Barna identified the realm of personal entertainment as perhaps the most significant shift. The rise of the DVD, or digital video disks, and surround-sound audio equipment combine to make home theaters rival the experience of going out to the movies.
DVD players have been the fastest-selling technology in the country since 2000. They are now as common in households as desktop computers and Internet access.
Nearly one third (32 percent) of all households have home-theater systems. And 28 percent of households have satellite television programming, giving them access to hundreds of channels.
Gadgets also abound for those on the go.
Barna reported that “the combined purchases of laptops, notebooks, palmtops, pocket computers and PDAs (personal digital assistant devices) outpace unit sales of desk-bound computers–with many consumers owning multiple portable-computing gadgets.”
Twenty-eight percent of Americans own some type of mobile-computing device, nearly 50 percent higher than three years ago. One quarter of Americans own a laptop or notebook computer (23 percent) and one in seven has a palmtop, pocket computer, or PDA (14 percent).
Sales of desktop computers have plateaued, while cell phone sales continue to climb.
While the Internet remains possibly the most influential technology, its growth has slowed somewhat after rapid expansion of Internet use in the late 1990s. Fifty-nine percent of adults have home Internet access, and about 55 million adults access the Internet through high-speed connections.

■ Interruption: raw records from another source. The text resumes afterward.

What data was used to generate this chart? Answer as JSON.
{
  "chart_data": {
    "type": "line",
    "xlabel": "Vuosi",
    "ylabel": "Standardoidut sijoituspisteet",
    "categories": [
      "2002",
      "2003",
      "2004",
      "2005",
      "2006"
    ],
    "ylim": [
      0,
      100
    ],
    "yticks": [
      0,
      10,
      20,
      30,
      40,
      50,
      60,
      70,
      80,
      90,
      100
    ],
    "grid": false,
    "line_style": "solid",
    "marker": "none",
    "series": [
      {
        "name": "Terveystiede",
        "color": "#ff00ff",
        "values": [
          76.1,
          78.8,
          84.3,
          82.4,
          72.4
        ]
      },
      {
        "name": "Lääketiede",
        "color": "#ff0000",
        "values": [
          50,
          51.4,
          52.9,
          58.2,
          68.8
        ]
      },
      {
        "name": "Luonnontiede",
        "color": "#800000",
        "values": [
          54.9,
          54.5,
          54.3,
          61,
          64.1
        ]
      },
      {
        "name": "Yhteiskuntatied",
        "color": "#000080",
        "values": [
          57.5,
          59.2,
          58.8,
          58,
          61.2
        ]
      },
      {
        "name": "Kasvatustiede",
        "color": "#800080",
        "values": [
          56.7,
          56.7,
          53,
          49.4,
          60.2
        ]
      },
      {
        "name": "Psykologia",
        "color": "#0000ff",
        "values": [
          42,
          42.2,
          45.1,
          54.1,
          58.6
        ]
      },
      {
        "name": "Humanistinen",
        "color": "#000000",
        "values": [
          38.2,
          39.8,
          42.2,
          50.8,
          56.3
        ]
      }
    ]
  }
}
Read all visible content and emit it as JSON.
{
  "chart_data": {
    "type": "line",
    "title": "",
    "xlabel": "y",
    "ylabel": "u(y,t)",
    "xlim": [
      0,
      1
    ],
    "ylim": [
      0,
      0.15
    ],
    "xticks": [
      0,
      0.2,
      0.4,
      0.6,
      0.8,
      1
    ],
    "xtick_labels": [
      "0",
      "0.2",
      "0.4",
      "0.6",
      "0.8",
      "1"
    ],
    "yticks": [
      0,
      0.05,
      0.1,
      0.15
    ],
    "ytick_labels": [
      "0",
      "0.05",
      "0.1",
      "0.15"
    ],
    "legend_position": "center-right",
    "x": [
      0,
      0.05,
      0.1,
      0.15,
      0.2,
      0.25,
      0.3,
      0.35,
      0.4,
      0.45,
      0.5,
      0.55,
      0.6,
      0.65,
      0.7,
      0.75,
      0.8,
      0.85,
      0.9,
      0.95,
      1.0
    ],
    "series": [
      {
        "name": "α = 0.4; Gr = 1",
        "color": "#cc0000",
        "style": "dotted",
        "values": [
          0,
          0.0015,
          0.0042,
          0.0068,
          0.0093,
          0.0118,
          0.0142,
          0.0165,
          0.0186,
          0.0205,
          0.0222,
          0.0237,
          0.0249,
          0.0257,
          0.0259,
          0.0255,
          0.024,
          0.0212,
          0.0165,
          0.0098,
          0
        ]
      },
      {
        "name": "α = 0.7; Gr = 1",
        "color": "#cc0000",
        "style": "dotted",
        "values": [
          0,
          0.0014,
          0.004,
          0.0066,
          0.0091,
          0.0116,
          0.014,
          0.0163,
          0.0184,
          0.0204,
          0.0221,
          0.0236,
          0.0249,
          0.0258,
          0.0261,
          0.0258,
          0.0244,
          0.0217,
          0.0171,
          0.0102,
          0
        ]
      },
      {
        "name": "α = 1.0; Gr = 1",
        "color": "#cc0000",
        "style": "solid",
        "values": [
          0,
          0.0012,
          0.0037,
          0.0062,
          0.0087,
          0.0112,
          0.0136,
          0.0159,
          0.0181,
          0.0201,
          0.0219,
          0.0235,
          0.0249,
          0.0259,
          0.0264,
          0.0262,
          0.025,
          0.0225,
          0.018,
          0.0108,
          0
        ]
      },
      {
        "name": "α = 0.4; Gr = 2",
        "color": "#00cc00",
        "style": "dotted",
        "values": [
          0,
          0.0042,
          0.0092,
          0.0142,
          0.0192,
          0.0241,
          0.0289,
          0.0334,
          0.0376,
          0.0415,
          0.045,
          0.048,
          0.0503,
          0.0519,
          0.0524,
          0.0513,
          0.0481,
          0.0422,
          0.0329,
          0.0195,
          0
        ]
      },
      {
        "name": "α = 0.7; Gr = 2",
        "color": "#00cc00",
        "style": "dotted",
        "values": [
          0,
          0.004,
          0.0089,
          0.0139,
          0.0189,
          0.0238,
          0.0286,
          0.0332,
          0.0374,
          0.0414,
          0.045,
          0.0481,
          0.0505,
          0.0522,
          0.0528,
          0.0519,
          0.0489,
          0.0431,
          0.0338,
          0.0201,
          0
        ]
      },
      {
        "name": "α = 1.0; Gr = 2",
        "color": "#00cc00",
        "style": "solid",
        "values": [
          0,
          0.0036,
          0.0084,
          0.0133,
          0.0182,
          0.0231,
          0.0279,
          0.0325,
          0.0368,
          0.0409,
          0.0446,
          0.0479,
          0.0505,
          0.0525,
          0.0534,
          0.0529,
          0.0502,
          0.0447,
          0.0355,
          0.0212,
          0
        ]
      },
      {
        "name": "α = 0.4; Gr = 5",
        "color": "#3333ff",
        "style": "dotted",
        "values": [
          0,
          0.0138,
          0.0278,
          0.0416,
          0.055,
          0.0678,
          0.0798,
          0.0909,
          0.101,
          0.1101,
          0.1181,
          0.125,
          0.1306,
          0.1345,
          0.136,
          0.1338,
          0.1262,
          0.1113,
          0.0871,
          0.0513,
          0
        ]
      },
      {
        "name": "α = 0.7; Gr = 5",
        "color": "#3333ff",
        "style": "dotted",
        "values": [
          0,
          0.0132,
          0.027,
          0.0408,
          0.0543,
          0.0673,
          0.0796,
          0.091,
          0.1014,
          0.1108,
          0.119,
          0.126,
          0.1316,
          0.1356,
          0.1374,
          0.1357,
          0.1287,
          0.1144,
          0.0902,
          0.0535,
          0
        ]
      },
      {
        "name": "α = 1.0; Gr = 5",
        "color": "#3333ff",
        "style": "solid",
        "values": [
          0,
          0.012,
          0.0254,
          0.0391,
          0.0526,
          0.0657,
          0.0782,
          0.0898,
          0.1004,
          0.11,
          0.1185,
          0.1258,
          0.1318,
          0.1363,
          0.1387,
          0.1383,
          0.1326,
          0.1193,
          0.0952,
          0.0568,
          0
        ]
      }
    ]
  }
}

“Because of young people’s appetite for such devices, we are likely to see an even greater shift toward devices that ‘do it all’—compact computers equipped for mobile Internet connections, cell phones that receive and transmit real-time visual images, and vast music and movie libraries on portable and home-based technologies,” wrote David Kinnaman, vice president of the Barna Research Group.
And Christians aren’t sheepish about using technology for themselves. While demographics often play a role in technology use, Barna found that born-again believers are just as tech savvy as non-religious Americans.